Interesting blog post

Twitter pointed me to this link http://simplythetest.tumblr.com/post/169623787610/test-developers-arent-testers.  In this context, “test developer” means “person writing automated tests and/or infrastructure for automated tests”.

The author’s points are that these are 2 different roles, they have different mindsets, sometimes different objectives, and different skills. Some people can do both, or either, and that’s great, but some people in some organizations think they are interchangeable, and they are not.

Yes, true … but I think there’s more of a continuum than division. I found it interesting that the author seems to think that one person doing both roles is a small-organization thing. Well, I worked for a large-ish company, and when testers were assigned features, one of the deliverables was an automated regression test module for the feature, submitted to and accepted by the regression test team. There was a testing framework (homebrew, but with an actual dedicated support team), so most of the time, building that module was a pretty straightforward programming task. And if we needed something the framework didn’t support, we could make our own local edits to that framework while the framework support team worked on the needed enhancement or fix.

Maybe I see more continuum because of my experience?
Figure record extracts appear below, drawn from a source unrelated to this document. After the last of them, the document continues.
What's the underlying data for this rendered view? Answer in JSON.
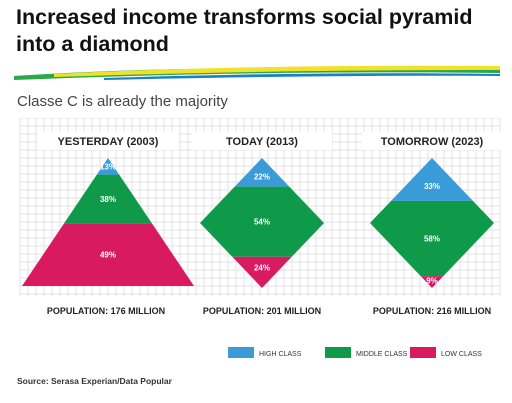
{
  "header": {
    "title_line1": "Increased income transforms social pyramid",
    "title_line2": "into a diamond",
    "subtitle": "Classe C is already the majority"
  },
  "source": "Source: Serasa Experian/Data Popular",
  "colors": {
    "high": "#3a9bd9",
    "middle": "#0f9a4a",
    "low": "#d81b60",
    "grid": "#e3e3e3",
    "brush_green": "#2aa84a",
    "brush_yellow": "#f2e12a",
    "brush_blue": "#1a7fc4"
  },
  "chart_data": {
    "type": "stacked-shape",
    "categories": [
      "YESTERDAY (2003)",
      "TODAY (2013)",
      "TOMORROW (2023)"
    ],
    "shapes": [
      "pyramid",
      "diamond",
      "diamond"
    ],
    "populations": [
      "POPULATION: 176 MILLION",
      "POPULATION: 201 MILLION",
      "POPULATION: 216 MILLION"
    ],
    "series": [
      {
        "name": "HIGH CLASS",
        "values": [
          13,
          22,
          33
        ]
      },
      {
        "name": "MIDDLE CLASS",
        "values": [
          38,
          54,
          58
        ]
      },
      {
        "name": "LOW CLASS",
        "values": [
          49,
          24,
          9
        ]
      }
    ],
    "unit": "%",
    "legend_position": "bottom-right"
  }
}
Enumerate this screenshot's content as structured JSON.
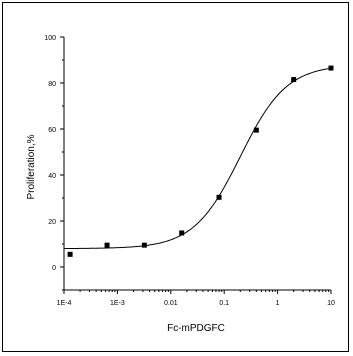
{
  "chart_data": {
    "type": "scatter",
    "xlabel": "Fc-mPDGFC",
    "ylabel": "Proliferation,%",
    "xscale": "log",
    "xlim": [
      0.0001,
      10
    ],
    "ylim": [
      -10,
      100
    ],
    "x_ticks": [
      {
        "value": 0.0001,
        "label": "1E-4"
      },
      {
        "value": 0.001,
        "label": "1E-3"
      },
      {
        "value": 0.01,
        "label": "0.01"
      },
      {
        "value": 0.1,
        "label": "0.1"
      },
      {
        "value": 1,
        "label": "1"
      },
      {
        "value": 10,
        "label": "10"
      }
    ],
    "y_ticks": [
      0,
      20,
      40,
      60,
      80,
      100
    ],
    "points": [
      {
        "x": 0.00013,
        "y": 5.5
      },
      {
        "x": 0.00064,
        "y": 9.5
      },
      {
        "x": 0.0032,
        "y": 9.5
      },
      {
        "x": 0.016,
        "y": 14.8
      },
      {
        "x": 0.08,
        "y": 30.3
      },
      {
        "x": 0.4,
        "y": 59.5
      },
      {
        "x": 2,
        "y": 81.5
      },
      {
        "x": 10,
        "y": 86.5
      }
    ],
    "fit": {
      "type": "sigmoid",
      "bottom": 8,
      "top": 88,
      "ec50": 0.2,
      "hill": 1.0
    },
    "grid": false,
    "legend": "none"
  }
}
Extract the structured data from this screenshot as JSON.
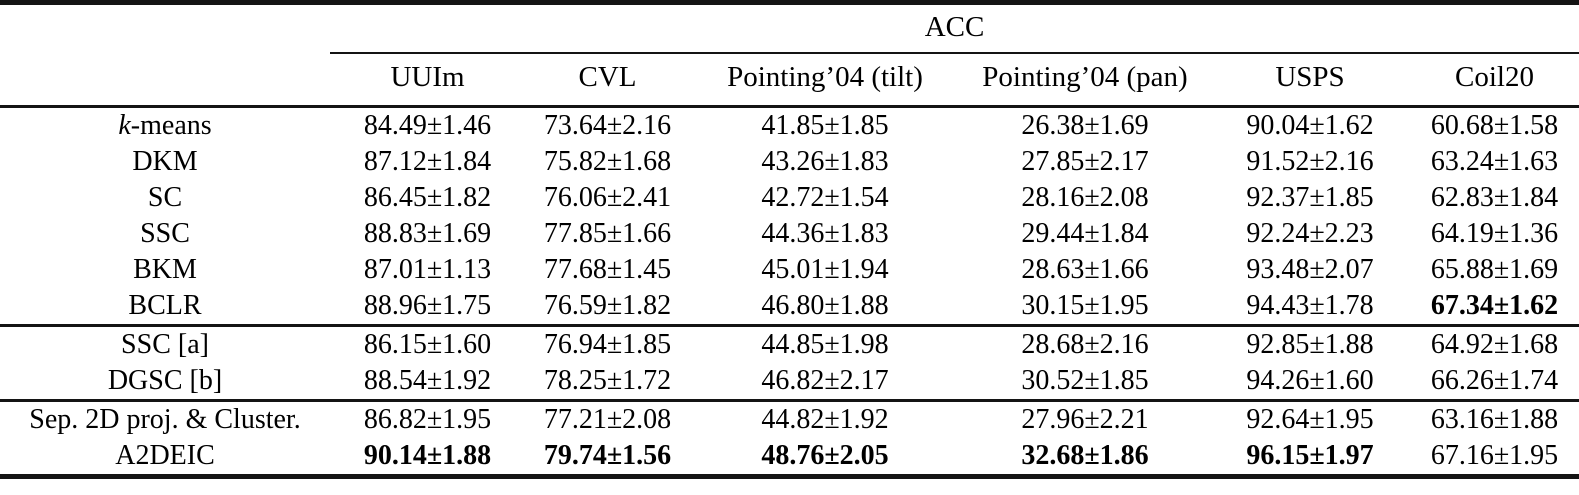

I’ve been testing telephony servers, and for that, even manual tests usually involve some sort of scripting because you need a tool to make the kind of phone calls you need. (Only occasionally is that tool a phone on your desk – and when it is, it is usually not the phone you use to order a pizza.) So the real question is how much automation is there – run a tool script directly, package the tool script in another script, make a script that both runs the tool script and checks the System Under test for results, or make a program that sets up your test environment and implements multiple test cases (run tool script and check results for each) and reports those results into an archive.

I love finding articles that make me think.

SQGNE talk on January 10

The January SQGNE talk was “Proactive Software Quality Assurance (SQA)™ Overcomes SQA’s “Traffic Cop” Resistance”. Interesting … I know that there are organizations where Devs view  SQA (under whatever name) as an obstacle, and I consider myself fortunate to have not worked for any of those.

For me, the useful thing about this talk was the reminder of all the trouble that comes from different definitions. Robin devoted quite a bit of his time to demonstrating that a roomful of software QA and test professionals produced a lot of different answers when asked to define “quality” and “quality assurance”.  I’m guessing that at a lot of companies one would get similar diversity of answers, asking the same questions of developers and QA and their managers, and that a little probing would expose some different expectations about what the QA people were supposed to do

“Done” is another word where different definitions can lead to problems. I remember a time long ago when a Dev I was working with declared that the application. was done Yes, I had done functional testing and he had checked in – but the application was not yet packaged so it could be installed, and it had no help text. So maybe he was done, but that application was not.

Remember to check definitions.

New Year’s Resolution

Resolution for 2018: get back into the habit of reading blog posts and articles about testing.  Starting today!

writing documentation for code

This makes some interesting points: (1) Naming practices are your first line of documentation (I knew that). (2)  Code comments that explain why something is being done are more likely to be useful than comments explaining what the code is doing. Usually the code itself is its own best explanation of “what”, unless the code is doing something obscure such as using an interface that is poorly or incorrectly documented. I think that’s a good guideline, although, thinking about test case automation, I think that may have more need for “what” type comments. If you have cause to assume that the maintenance on automated tests is likely to be done by junior people with limited understanding of both the product and the feature that just changed, then some code that is self-documenting for author-level experience may need explaining, and you may need comments to tie pieces of code back to test case steps – although possibly those could be considered as “why” type comments. (3) Unit tests are excellent documentation. I never thought of it that way, but Yes!